Amélie n'opposa aux désirs de son frère et de sa mère, aux ordres du premier consul, que l'état de sa santé ; c'était demander du temps. Lord Tanlay s'inclina ; il obtenait autant qu'il avait espéré obtenir, il était agréé.

Cependant il comprit que sa présence trop prolongée à Bourg serait inconvenante, Amélie se trouvant éloignée, toujours par ce prétexte de santé, de sa mère et de son frère.

En conséquence, il annonça à Amélie une seconde visite pour le lendemain et son départ pour la même soirée.

Il attendrait, pour la revoir, ou qu'Amélie vînt à Paris, ou que madame de Montrevel revînt à Bourg. Cette seconde circonstance était la plus probable, Amélie disant qu'elle avait besoin du printemps et de l'air natal pour aider au retour de sa santé.

Grâce à la délicatesse parfaite de sir John, les désirs d'Amélie et de Morgan étaient accomplis, les deux amants avaient devant eux du temps et de la solitude.
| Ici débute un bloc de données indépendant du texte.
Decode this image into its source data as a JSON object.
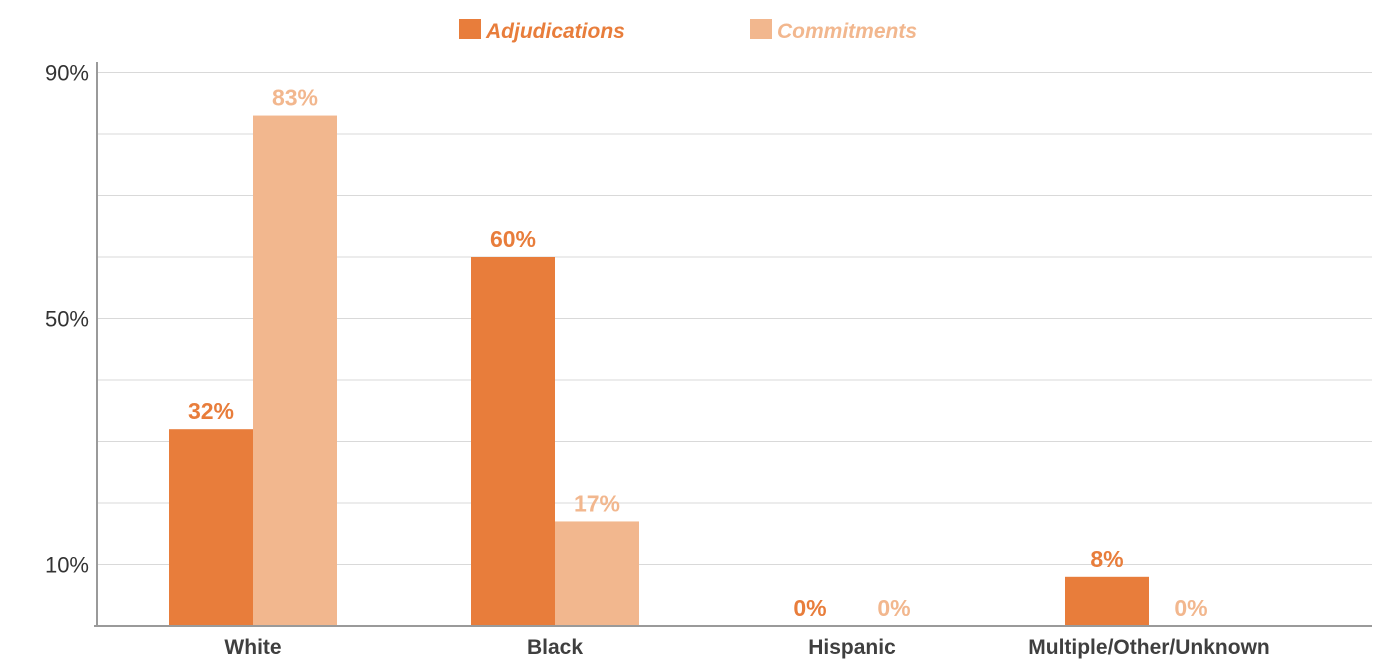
{
  "chart_data": {
    "type": "bar",
    "categories": [
      "White",
      "Black",
      "Hispanic",
      "Multiple/Other/Unknown"
    ],
    "series": [
      {
        "name": "Adjudications",
        "values": [
          32,
          60,
          0,
          8
        ],
        "labels": [
          "32%",
          "60%",
          "0%",
          "8%"
        ],
        "color": "#e87d3b"
      },
      {
        "name": "Commitments",
        "values": [
          83,
          17,
          0,
          0
        ],
        "labels": [
          "83%",
          "17%",
          "0%",
          "0%"
        ],
        "color": "#f2b78e"
      }
    ],
    "y_ticks": [
      {
        "value": 10,
        "label": "10%"
      },
      {
        "value": 50,
        "label": "50%"
      },
      {
        "value": 90,
        "label": "90%"
      }
    ],
    "ylim": [
      0,
      90
    ],
    "gridlines": [
      10,
      20,
      30,
      40,
      50,
      60,
      70,
      80,
      90
    ],
    "grid": true,
    "legend_position": "top-center",
    "title": "",
    "xlabel": "",
    "ylabel": ""
  }
}
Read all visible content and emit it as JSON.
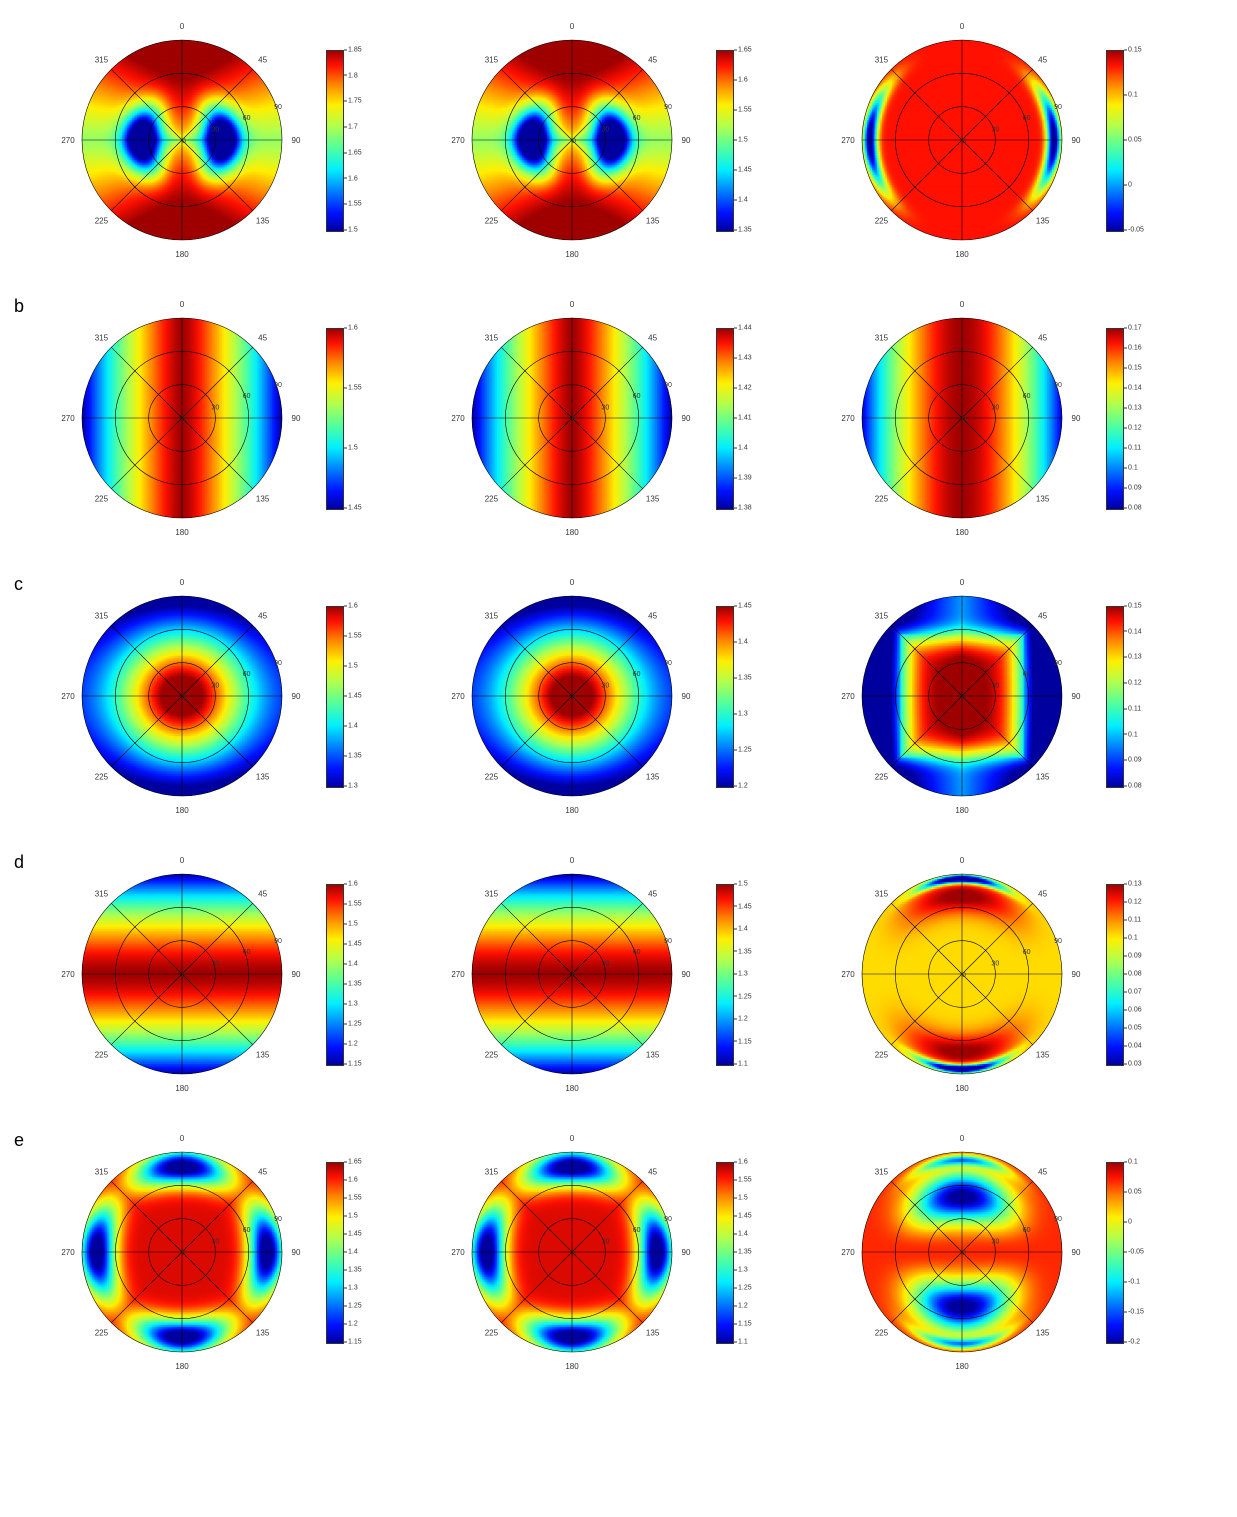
{
  "figure": {
    "background_color": "#ffffff",
    "font_family": "Arial",
    "row_label_fontsize": 18,
    "tick_fontsize": 8,
    "colorbar_fontsize": 7,
    "grid_color": "#000000",
    "grid_stroke_width": 0.6,
    "jet_colormap_stops": [
      {
        "t": 0.0,
        "c": "#00009f"
      },
      {
        "t": 0.1,
        "c": "#0010ff"
      },
      {
        "t": 0.22,
        "c": "#007fff"
      },
      {
        "t": 0.34,
        "c": "#00efff"
      },
      {
        "t": 0.46,
        "c": "#4fff9f"
      },
      {
        "t": 0.58,
        "c": "#afff4f"
      },
      {
        "t": 0.7,
        "c": "#ffef00"
      },
      {
        "t": 0.82,
        "c": "#ff7f00"
      },
      {
        "t": 0.92,
        "c": "#ff1000"
      },
      {
        "t": 1.0,
        "c": "#9f0000"
      }
    ],
    "polar_outer_radius_deg": 90,
    "radial_ticks_deg": [
      0,
      30,
      60,
      90
    ],
    "angular_ticks_deg": [
      0,
      45,
      90,
      135,
      180,
      225,
      270,
      315
    ]
  },
  "rows": [
    {
      "label": "",
      "charts": [
        {
          "type": "polar-heatmap",
          "colorbar": {
            "vmin": 1.5,
            "vmax": 1.85,
            "tick_step": 0.05,
            "ticks": [
              "1.85",
              "1.8",
              "1.75",
              "1.7",
              "1.65",
              "1.6",
              "1.55",
              "1.5"
            ]
          },
          "pattern": "a-left"
        },
        {
          "type": "polar-heatmap",
          "colorbar": {
            "vmin": 1.35,
            "vmax": 1.65,
            "tick_step": 0.05,
            "ticks": [
              "1.65",
              "1.6",
              "1.55",
              "1.5",
              "1.45",
              "1.4",
              "1.35"
            ]
          },
          "pattern": "a-left"
        },
        {
          "type": "polar-heatmap",
          "colorbar": {
            "vmin": -0.05,
            "vmax": 0.15,
            "tick_step": 0.05,
            "ticks": [
              "0.15",
              "0.1",
              "0.05",
              "0",
              "-0.05"
            ]
          },
          "pattern": "a-right"
        }
      ]
    },
    {
      "label": "b",
      "charts": [
        {
          "type": "polar-heatmap",
          "colorbar": {
            "vmin": 1.45,
            "vmax": 1.6,
            "tick_step": 0.05,
            "ticks": [
              "1.6",
              "1.55",
              "1.5",
              "1.45"
            ]
          },
          "pattern": "b"
        },
        {
          "type": "polar-heatmap",
          "colorbar": {
            "vmin": 1.38,
            "vmax": 1.44,
            "tick_step": 0.01,
            "ticks": [
              "1.44",
              "1.43",
              "1.42",
              "1.41",
              "1.4",
              "1.39",
              "1.38"
            ]
          },
          "pattern": "b"
        },
        {
          "type": "polar-heatmap",
          "colorbar": {
            "vmin": 0.08,
            "vmax": 0.17,
            "tick_step": 0.01,
            "ticks": [
              "0.17",
              "0.16",
              "0.15",
              "0.14",
              "0.13",
              "0.12",
              "0.11",
              "0.1",
              "0.09",
              "0.08"
            ]
          },
          "pattern": "b-soft"
        }
      ]
    },
    {
      "label": "c",
      "charts": [
        {
          "type": "polar-heatmap",
          "colorbar": {
            "vmin": 1.3,
            "vmax": 1.6,
            "tick_step": 0.05,
            "ticks": [
              "1.6",
              "1.55",
              "1.5",
              "1.45",
              "1.4",
              "1.35",
              "1.3"
            ]
          },
          "pattern": "c"
        },
        {
          "type": "polar-heatmap",
          "colorbar": {
            "vmin": 1.2,
            "vmax": 1.45,
            "tick_step": 0.05,
            "ticks": [
              "1.45",
              "1.4",
              "1.35",
              "1.3",
              "1.25",
              "1.2"
            ]
          },
          "pattern": "c"
        },
        {
          "type": "polar-heatmap",
          "colorbar": {
            "vmin": 0.08,
            "vmax": 0.15,
            "tick_step": 0.01,
            "ticks": [
              "0.15",
              "0.14",
              "0.13",
              "0.12",
              "0.11",
              "0.1",
              "0.09",
              "0.08"
            ]
          },
          "pattern": "c-box"
        }
      ]
    },
    {
      "label": "d",
      "charts": [
        {
          "type": "polar-heatmap",
          "colorbar": {
            "vmin": 1.15,
            "vmax": 1.6,
            "tick_step": 0.05,
            "ticks": [
              "1.6",
              "1.55",
              "1.5",
              "1.45",
              "1.4",
              "1.35",
              "1.3",
              "1.25",
              "1.2",
              "1.15"
            ]
          },
          "pattern": "d"
        },
        {
          "type": "polar-heatmap",
          "colorbar": {
            "vmin": 1.1,
            "vmax": 1.5,
            "tick_step": 0.05,
            "ticks": [
              "1.5",
              "1.45",
              "1.4",
              "1.35",
              "1.3",
              "1.25",
              "1.2",
              "1.15",
              "1.1"
            ]
          },
          "pattern": "d"
        },
        {
          "type": "polar-heatmap",
          "colorbar": {
            "vmin": 0.03,
            "vmax": 0.13,
            "tick_step": 0.01,
            "ticks": [
              "0.13",
              "0.12",
              "0.11",
              "0.1",
              "0.09",
              "0.08",
              "0.07",
              "0.06",
              "0.05",
              "0.04",
              "0.03"
            ]
          },
          "pattern": "d-lobes"
        }
      ]
    },
    {
      "label": "e",
      "charts": [
        {
          "type": "polar-heatmap",
          "colorbar": {
            "vmin": 1.15,
            "vmax": 1.65,
            "tick_step": 0.05,
            "ticks": [
              "1.65",
              "1.6",
              "1.55",
              "1.5",
              "1.45",
              "1.4",
              "1.35",
              "1.3",
              "1.25",
              "1.2",
              "1.15"
            ]
          },
          "pattern": "e"
        },
        {
          "type": "polar-heatmap",
          "colorbar": {
            "vmin": 1.1,
            "vmax": 1.6,
            "tick_step": 0.05,
            "ticks": [
              "1.6",
              "1.55",
              "1.5",
              "1.45",
              "1.4",
              "1.35",
              "1.3",
              "1.25",
              "1.2",
              "1.15",
              "1.1"
            ]
          },
          "pattern": "e"
        },
        {
          "type": "polar-heatmap",
          "colorbar": {
            "vmin": -0.2,
            "vmax": 0.1,
            "tick_step": 0.05,
            "ticks": [
              "0.1",
              "0.05",
              "0",
              "-0.05",
              "-0.1",
              "-0.15",
              "-0.2"
            ]
          },
          "pattern": "e-lobes"
        }
      ]
    }
  ]
}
Michel sut ces détails de Charlotte, et Roland les sut de Michel.

Roland résolut de laisser partir sir John avant de rien tenter.

Mais cela ne l'empêcha point de lever un dernier doute.

La nuit venue, il prit un costume de chasseur, jeta sur ce costume la blouse de Michel, abrita son visage sous un large chapeau, passa une paire de pistolets dans le ceinturon de son couteau de chasse, caché comme ses pistolets sous sa blouse, et se hasarda sur la route des Noires-Fontaines à Bourg.

Il s'arrêta à la caserne de gendarmerie et demanda à parler au capitaine.

Le capitaine était dans sa chambre ; Roland monta et se fit reconnaître ; puis, comme il n'était que huit heures du soir et qu'il pouvait être reconnu par quelque passant, il éteignit la lampe.

Les deux hommes restèrent dans l'obscurité.

Le capitaine savait déjà ce qui s'était passé, trois jours auparavant, sur la route de Lyon, et, certain que Roland n'avait pas été tué, il s'attendait à sa visite.

à son grand étonnement, Roland ne venait lui demander qu'une seule chose, ou plutôt que deux choses : la clef de l'église de Bourg et une pince.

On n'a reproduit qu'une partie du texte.